Drei Tage und drei Nächte hatten sie mit den Schrecken des Hungers, des Durstes und des Todes zu kämpfen, ohne daß ihnen auch nur ein einziges mal ein Tropfen Wasser oder ein Stück Brod gereicht wurde. Was das heißt, wenn in der unmittelbarsten Nähe Berge von Lebensmitteln aufgehäuft sind, wenn es nur der Durchbrechung einer dünnen Wand bedarf, um Luft, Licht und Ueberfluß zu haben, das können sich meine Leser schwerlich vorstellen. Die alten Griechen erzählen in ihrer wunderlichen Götterlehre von König Tantalus, welcher auf einem Borne süßen Wassers schwamm und doch niemals seinen brennenden Durst löschen konnte, weil die Wellen stets zurückwichen, noch ehe seine Lippen dieselben berührten. Fruchtbeladene Zweige bogen sich einladend über das krystallhelle Wasser und reizten seinen Hunger noch mehr; aber wenn er seine Hand ausstreckte, um sie zu brechen, dann schnellten sie tückischer Weise in die Höhe und vermehrten so seine Qualen, die auch bei uns sprichwörtlich geworden sind.
Aehnliches empfanden die drei in der Kajüte eingesperrten Personen.

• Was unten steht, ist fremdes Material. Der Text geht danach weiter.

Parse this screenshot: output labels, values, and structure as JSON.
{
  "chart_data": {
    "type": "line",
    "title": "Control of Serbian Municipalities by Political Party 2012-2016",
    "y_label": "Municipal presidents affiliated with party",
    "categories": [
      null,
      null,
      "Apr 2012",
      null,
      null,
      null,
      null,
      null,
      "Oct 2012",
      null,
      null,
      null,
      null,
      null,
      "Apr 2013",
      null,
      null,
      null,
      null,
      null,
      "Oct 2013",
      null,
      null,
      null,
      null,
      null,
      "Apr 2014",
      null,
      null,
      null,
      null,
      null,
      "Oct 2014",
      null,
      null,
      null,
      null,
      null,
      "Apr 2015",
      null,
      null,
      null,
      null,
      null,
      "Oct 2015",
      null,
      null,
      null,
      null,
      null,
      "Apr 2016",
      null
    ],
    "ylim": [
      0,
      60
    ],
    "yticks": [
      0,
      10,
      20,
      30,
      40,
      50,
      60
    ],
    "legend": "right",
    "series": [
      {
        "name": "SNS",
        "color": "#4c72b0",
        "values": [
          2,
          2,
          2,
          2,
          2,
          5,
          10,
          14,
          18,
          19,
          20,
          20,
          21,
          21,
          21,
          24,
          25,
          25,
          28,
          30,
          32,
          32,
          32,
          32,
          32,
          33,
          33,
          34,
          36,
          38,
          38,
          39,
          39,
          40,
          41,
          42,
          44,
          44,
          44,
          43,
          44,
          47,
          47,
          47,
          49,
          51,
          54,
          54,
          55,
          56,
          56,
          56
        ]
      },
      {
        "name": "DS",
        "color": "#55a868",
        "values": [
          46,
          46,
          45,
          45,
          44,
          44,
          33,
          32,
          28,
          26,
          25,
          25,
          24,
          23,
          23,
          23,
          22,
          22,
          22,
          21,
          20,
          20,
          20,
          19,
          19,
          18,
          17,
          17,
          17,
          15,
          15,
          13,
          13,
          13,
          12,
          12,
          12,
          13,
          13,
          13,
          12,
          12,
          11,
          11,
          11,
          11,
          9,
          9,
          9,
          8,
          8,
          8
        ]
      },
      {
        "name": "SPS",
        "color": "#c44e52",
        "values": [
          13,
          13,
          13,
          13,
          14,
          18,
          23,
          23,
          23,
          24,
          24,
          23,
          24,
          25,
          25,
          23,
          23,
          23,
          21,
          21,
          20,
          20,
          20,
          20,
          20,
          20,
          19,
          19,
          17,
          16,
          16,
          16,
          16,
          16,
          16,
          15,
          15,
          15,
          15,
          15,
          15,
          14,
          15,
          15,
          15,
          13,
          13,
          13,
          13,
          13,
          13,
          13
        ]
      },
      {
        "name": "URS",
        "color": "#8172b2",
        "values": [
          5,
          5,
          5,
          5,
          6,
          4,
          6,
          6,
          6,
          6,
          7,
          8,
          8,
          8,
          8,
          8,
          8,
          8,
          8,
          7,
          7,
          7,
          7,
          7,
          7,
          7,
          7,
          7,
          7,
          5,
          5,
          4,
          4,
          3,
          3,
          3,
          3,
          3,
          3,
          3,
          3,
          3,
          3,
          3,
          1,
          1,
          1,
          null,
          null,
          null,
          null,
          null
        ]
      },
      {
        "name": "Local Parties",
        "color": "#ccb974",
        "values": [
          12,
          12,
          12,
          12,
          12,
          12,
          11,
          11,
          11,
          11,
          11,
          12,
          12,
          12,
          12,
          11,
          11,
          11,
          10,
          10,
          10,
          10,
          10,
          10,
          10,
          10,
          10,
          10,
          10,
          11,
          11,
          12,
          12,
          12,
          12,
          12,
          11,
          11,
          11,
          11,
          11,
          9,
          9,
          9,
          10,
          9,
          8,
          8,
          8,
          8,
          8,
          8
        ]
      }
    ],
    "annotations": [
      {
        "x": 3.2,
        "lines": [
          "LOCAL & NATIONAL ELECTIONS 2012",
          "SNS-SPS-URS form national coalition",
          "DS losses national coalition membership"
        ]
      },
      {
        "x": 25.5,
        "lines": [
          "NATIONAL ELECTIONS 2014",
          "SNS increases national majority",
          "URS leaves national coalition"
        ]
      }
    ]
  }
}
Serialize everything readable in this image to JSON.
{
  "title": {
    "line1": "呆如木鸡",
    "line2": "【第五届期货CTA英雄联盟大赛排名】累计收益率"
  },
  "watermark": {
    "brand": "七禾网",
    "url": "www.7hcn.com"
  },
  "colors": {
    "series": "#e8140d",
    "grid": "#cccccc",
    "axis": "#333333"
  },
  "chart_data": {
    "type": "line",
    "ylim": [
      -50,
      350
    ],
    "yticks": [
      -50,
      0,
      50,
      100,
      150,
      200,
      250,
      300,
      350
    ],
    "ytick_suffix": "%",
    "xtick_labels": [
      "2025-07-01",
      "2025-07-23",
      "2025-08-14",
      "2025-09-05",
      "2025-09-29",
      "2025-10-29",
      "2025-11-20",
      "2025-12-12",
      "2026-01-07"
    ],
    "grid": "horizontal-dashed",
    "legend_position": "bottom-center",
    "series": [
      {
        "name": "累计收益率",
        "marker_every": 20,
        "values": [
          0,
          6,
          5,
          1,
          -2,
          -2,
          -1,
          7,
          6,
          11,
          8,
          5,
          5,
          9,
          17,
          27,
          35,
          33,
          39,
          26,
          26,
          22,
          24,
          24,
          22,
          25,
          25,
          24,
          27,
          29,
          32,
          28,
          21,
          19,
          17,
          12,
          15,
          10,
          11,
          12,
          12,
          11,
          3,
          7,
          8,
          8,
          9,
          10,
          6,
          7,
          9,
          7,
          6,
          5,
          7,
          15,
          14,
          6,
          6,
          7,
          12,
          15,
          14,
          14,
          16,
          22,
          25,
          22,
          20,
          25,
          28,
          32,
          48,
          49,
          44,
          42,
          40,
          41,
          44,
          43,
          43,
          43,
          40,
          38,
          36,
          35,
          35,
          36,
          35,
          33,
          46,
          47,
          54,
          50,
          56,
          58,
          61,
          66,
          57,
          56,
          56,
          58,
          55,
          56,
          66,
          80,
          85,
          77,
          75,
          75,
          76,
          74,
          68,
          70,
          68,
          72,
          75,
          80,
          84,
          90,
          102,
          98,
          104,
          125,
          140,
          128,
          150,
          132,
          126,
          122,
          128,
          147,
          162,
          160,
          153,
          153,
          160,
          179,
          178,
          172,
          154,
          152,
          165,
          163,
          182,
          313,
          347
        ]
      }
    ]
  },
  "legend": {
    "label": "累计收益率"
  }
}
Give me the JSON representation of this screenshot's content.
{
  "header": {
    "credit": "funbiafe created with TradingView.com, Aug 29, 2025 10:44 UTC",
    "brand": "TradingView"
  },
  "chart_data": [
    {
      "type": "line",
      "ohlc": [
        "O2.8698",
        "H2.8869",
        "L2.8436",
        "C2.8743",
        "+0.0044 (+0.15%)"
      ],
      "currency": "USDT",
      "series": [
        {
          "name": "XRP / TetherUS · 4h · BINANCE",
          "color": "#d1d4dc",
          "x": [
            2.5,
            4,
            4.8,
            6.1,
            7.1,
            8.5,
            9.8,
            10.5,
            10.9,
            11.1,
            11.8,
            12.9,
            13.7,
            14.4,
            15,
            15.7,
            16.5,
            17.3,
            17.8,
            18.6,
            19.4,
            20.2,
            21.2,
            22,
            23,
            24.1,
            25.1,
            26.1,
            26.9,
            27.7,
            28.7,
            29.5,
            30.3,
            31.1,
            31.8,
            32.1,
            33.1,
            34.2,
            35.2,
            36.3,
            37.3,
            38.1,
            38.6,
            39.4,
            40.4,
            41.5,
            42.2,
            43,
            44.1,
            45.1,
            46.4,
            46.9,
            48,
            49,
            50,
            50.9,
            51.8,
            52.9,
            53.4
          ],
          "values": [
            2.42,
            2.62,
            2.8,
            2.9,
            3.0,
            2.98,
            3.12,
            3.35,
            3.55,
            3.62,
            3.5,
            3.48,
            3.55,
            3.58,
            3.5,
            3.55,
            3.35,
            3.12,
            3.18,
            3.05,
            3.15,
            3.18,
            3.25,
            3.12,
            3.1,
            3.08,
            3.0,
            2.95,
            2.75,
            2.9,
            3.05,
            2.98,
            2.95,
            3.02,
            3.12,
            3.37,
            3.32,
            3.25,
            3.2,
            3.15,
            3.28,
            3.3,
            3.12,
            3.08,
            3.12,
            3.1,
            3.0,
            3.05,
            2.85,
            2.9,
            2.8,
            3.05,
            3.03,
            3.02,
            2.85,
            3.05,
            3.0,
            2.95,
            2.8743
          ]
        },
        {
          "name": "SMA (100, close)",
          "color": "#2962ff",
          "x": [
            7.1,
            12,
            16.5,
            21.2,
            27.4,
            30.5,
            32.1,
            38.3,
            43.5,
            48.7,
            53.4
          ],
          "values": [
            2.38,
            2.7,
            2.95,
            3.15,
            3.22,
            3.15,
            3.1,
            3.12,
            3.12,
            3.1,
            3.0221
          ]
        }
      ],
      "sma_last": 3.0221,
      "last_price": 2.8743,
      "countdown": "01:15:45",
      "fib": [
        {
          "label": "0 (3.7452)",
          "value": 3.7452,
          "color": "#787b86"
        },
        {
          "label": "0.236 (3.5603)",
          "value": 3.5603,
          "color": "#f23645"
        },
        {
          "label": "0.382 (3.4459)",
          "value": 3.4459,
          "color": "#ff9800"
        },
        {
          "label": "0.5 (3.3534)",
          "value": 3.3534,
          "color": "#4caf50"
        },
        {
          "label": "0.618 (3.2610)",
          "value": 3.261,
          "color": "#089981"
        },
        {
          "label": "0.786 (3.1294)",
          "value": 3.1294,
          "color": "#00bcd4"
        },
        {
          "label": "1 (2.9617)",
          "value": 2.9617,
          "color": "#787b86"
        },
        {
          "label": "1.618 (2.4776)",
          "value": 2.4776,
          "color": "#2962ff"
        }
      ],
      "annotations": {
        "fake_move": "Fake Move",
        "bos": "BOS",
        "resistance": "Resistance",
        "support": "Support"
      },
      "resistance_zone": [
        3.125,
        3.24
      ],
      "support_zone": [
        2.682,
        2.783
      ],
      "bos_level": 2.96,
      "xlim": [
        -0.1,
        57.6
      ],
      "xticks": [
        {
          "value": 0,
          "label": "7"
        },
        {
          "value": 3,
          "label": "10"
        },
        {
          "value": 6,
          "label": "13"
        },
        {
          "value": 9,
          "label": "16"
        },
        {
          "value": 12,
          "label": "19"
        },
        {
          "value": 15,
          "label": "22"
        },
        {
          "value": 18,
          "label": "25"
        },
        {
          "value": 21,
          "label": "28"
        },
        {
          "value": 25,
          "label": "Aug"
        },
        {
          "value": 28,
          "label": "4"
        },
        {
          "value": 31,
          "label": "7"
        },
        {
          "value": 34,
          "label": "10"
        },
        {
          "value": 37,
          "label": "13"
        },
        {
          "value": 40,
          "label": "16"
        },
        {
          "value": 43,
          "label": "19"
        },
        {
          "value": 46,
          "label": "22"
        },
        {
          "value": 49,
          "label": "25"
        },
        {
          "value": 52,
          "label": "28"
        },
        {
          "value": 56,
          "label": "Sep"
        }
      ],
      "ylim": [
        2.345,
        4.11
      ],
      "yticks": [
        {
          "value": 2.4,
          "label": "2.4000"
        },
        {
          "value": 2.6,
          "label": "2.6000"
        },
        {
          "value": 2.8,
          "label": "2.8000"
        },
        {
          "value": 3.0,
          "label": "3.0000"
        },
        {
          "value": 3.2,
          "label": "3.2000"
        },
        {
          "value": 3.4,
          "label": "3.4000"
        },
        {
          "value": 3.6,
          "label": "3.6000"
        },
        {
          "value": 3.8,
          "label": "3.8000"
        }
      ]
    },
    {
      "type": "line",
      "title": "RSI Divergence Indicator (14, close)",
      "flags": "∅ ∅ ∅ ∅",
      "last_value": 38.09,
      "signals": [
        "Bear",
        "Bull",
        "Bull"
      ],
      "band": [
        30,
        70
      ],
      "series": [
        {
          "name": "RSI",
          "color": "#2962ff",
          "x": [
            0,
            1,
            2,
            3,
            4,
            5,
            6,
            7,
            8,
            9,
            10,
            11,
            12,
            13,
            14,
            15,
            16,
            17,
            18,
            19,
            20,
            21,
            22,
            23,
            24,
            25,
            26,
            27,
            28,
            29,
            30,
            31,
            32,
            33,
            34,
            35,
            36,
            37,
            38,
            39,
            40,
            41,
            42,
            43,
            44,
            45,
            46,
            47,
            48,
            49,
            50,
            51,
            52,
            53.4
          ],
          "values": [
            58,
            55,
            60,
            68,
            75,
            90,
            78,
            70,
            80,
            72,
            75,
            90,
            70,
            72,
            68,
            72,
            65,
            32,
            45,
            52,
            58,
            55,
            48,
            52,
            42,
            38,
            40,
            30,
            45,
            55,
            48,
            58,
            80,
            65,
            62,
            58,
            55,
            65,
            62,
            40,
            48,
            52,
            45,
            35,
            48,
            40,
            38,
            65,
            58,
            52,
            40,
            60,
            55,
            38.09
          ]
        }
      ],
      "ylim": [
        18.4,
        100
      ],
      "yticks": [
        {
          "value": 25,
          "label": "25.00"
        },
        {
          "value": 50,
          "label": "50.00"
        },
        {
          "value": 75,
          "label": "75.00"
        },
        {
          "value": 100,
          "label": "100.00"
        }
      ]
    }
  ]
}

Die Hoffnung, das Gottvertrauen, welche sie einen Augenblick beseelt hatten, verschwanden mehr und mehr; Abspannung und Verzweiflung traten an die Stelle.
Wir wollen einen letzten Versuch machen, sprach Veronika in der vierten Nacht; ob wir Hungers sterben oder unter ihren Messern fallen, das macht keinen Unterschied, es kürzt nur die Qual ab. Komm, Babette, wir wollen versuchen, die Thüre mit Gewalt zu öffnen.
Babette war einverstanden und nun drückten sie mit vereinten Kräften gegen die Thüre, aber sie überzeugten sich bald, daß aus diesem Wege nichts auszurichten war.
Veronika hatte ein Messer und begann deßhalb hineinzubohren; aber das Holz war sehr hart und widerstand dem Messer. Babette suchte indessen in allen Winkeln nach einem tauglichen Werkzeuge umher. Auf einem Kasten fand sie einen Bohrer und eine kleine Stoßsäge, welche Cornelius Schwerdtlein wegzunehmen vergessen hatte.
Nun sind wir gerettet! jubelte Veronika und nahm sogleich den Bohrer aus Babettens Hand. Ein paar Löcher waren bald gemacht und so viel Raum gewonnen, daß sie die Spitze der Stoßsäge hineinsetzen konnten.
Unermüdlich arbeiteten sie nun länger als eine Stunde; oben, unten und an der Seite war der Schnitt fertig; den noch festhaltenden Theil konnten sie hinausdrücken.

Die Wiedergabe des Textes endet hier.